Want to work but need to save some $$? Use hotel lobbies instead of paying for day passes at fancy coworking spaces or overpriced coffees in noisy cafés. Lobbies are usually quiet and comfortable with reliable WiFi. Just pick one near you and try a couple to see which one works for you.
We can specifically recommend:
- Arlo Hotel is one of the better ones in NoMad, and the Ace Hotel
- Joe & The Juice has many locations, good wifi, but is a bit noisy.
- Starbucks is lame, but it works in a pinch and they're everywhere
"Save some $$ on stupid things to blow it on drinks" - Adrian Solgaard, CEO of Solgaard
- The subway is almost always faster than taking taxis - if your route is direct-ish
- If you decide to take a taxi anyway: take the yellow taxis instead of Ubers - they're cheaper now (as of Fall 2021)
- If you're feeling adventurous, take Citi-Bikes.

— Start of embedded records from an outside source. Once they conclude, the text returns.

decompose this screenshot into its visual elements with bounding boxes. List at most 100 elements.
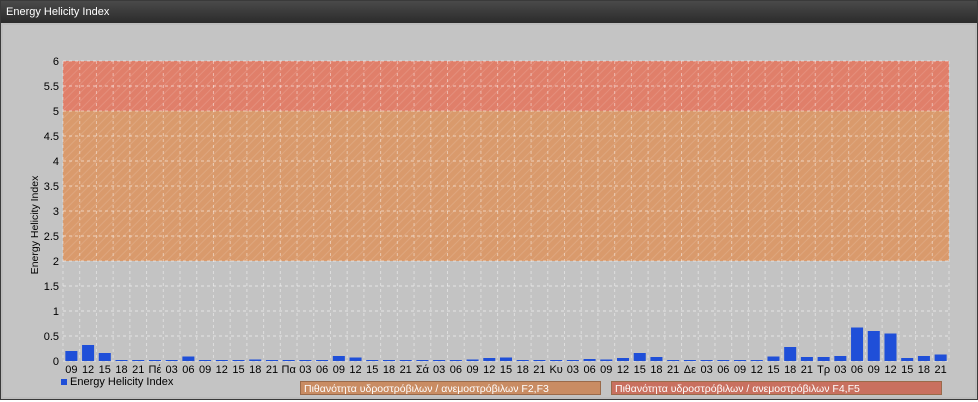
- x-tick-label: 15: [500, 364, 512, 376]
- x-tick-label: 21: [667, 364, 679, 376]
- bar: [265, 360, 278, 361]
- bar: [399, 360, 412, 361]
- y-tick-label: 2.5: [44, 231, 59, 243]
- x-tick-label: 03: [166, 364, 178, 376]
- bar: [282, 360, 295, 361]
- bar: [148, 360, 161, 361]
- x-tick-label: 09: [734, 364, 746, 376]
- x-tick-label: 09: [868, 364, 880, 376]
- x-tick-label: 18: [784, 364, 796, 376]
- x-tick-label: 21: [132, 364, 144, 376]
- bar: [483, 358, 496, 361]
- x-tick-label: 12: [884, 364, 896, 376]
- x-tick-label: 03: [700, 364, 712, 376]
- bar: [499, 357, 513, 361]
- x-tick-label: Σά: [416, 364, 430, 376]
- y-tick-label: 1.5: [44, 281, 59, 293]
- bar: [784, 347, 797, 361]
- bar: [98, 353, 111, 361]
- bar: [449, 360, 462, 361]
- x-tick-label: 21: [400, 364, 412, 376]
- chart-svg: 0 0.5 1 1.5 2 2.5 3 3.5 4 4.5 5 5.5 6 09 12 15 18 21 Πέ 03…: [29, 56, 950, 376]
- x-tick-label: 06: [583, 364, 595, 376]
- legend-swatch: [61, 379, 67, 386]
- y-tick-label: 5: [53, 106, 59, 118]
- y-tick-label: 1: [53, 306, 59, 318]
- y-tick-label: 3.5: [44, 181, 59, 193]
- window-title: Energy Helicity Index: [6, 6, 110, 18]
- bar: [650, 357, 663, 361]
- bar: [734, 360, 747, 361]
- bar: [299, 360, 312, 361]
- x-tick-label: Πα: [282, 364, 297, 376]
- x-tick-label: 18: [918, 364, 930, 376]
- bar: [382, 360, 395, 361]
- bar: [466, 359, 479, 361]
- x-tick-label: Δε: [684, 364, 696, 376]
- x-tick-label: 15: [99, 364, 111, 376]
- legend: Energy Helicity Index: [61, 376, 173, 388]
- y-tick-label: 2: [53, 256, 59, 268]
- bar: [683, 360, 696, 361]
- x-tick-label: 15: [767, 364, 779, 376]
- x-tick-label: 18: [115, 364, 127, 376]
- bar: [901, 358, 914, 361]
- x-tick-label: 09: [466, 364, 478, 376]
- bar: [516, 360, 529, 361]
- x-tick-label: 15: [366, 364, 378, 376]
- x-tick-label: 18: [517, 364, 529, 376]
- bar: [366, 360, 379, 361]
- chart-window: Energy Helicity Index 0 0.5 1 1.5 2 2.5 3 3.5 4 4…: [0, 0, 978, 400]
- bar: [349, 357, 362, 361]
- bar: [600, 359, 613, 361]
- bar: [332, 356, 345, 361]
- bar: [817, 357, 830, 361]
- x-tick-label: Κυ: [549, 364, 562, 376]
- bar: [316, 360, 329, 361]
- bar: [82, 345, 95, 361]
- bar: [533, 360, 546, 361]
- bar: [65, 351, 78, 361]
- bar: [215, 360, 228, 361]
- bar: [249, 359, 262, 361]
- bar: [433, 360, 446, 361]
- bar: [867, 331, 880, 361]
- x-tick-label: 21: [801, 364, 813, 376]
- legend-label: Energy Helicity Index: [70, 376, 174, 388]
- x-tick-label: Τρ: [817, 364, 830, 376]
- bar: [750, 360, 763, 361]
- bar: [800, 357, 813, 361]
- y-tick-label: 3: [53, 206, 59, 218]
- bar: [884, 333, 897, 361]
- x-tick-label: 06: [717, 364, 729, 376]
- bar: [165, 360, 178, 361]
- x-tick-label: 15: [232, 364, 244, 376]
- bar: [633, 353, 646, 361]
- x-tick-label: 06: [182, 364, 194, 376]
- bar: [667, 360, 680, 361]
- bar: [132, 360, 145, 361]
- x-tick-label: 12: [751, 364, 763, 376]
- bar: [700, 360, 713, 361]
- y-tick-label: 0: [53, 356, 59, 368]
- y-tick-label: 6: [53, 56, 59, 68]
- bar: [834, 356, 847, 361]
- x-tick-label: 18: [249, 364, 261, 376]
- bar: [583, 359, 596, 361]
- x-tick-label: Πέ: [149, 364, 162, 376]
- bar: [934, 354, 947, 361]
- bar: [199, 360, 212, 361]
- bar: [416, 360, 429, 361]
- x-tick-label: 12: [349, 364, 361, 376]
- x-tick-label: 03: [299, 364, 311, 376]
- x-tick-label: 03: [567, 364, 579, 376]
- title-bar: Energy Helicity Index: [1, 1, 977, 23]
- bar: [550, 360, 563, 361]
- x-tick-label: 06: [450, 364, 462, 376]
- bar: [717, 360, 730, 361]
- x-tick-label: 03: [433, 364, 445, 376]
- x-tick-label: 18: [383, 364, 395, 376]
- y-tick-label: 5.5: [44, 81, 59, 93]
- x-tick-label: 18: [650, 364, 662, 376]
- y-tick-label: 4: [53, 156, 59, 168]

They are rentable and drop offs/pickups are everywhere. Every ride is free with the annual membership ($200) or if you buy a weeklong pass you pay approximately $25 for unlimited 45-minute rides.
Long Story Short
For a city with more than 18,000 restaurants there is always going to be something more to discover and that's the joy of New York. Like Alicia Keys’ awkward lyric, it’s the concrete jungle where dreams are made of, it never goes to sleep and it’s all out there waiting for you to discover. We hope we’ve helped a little!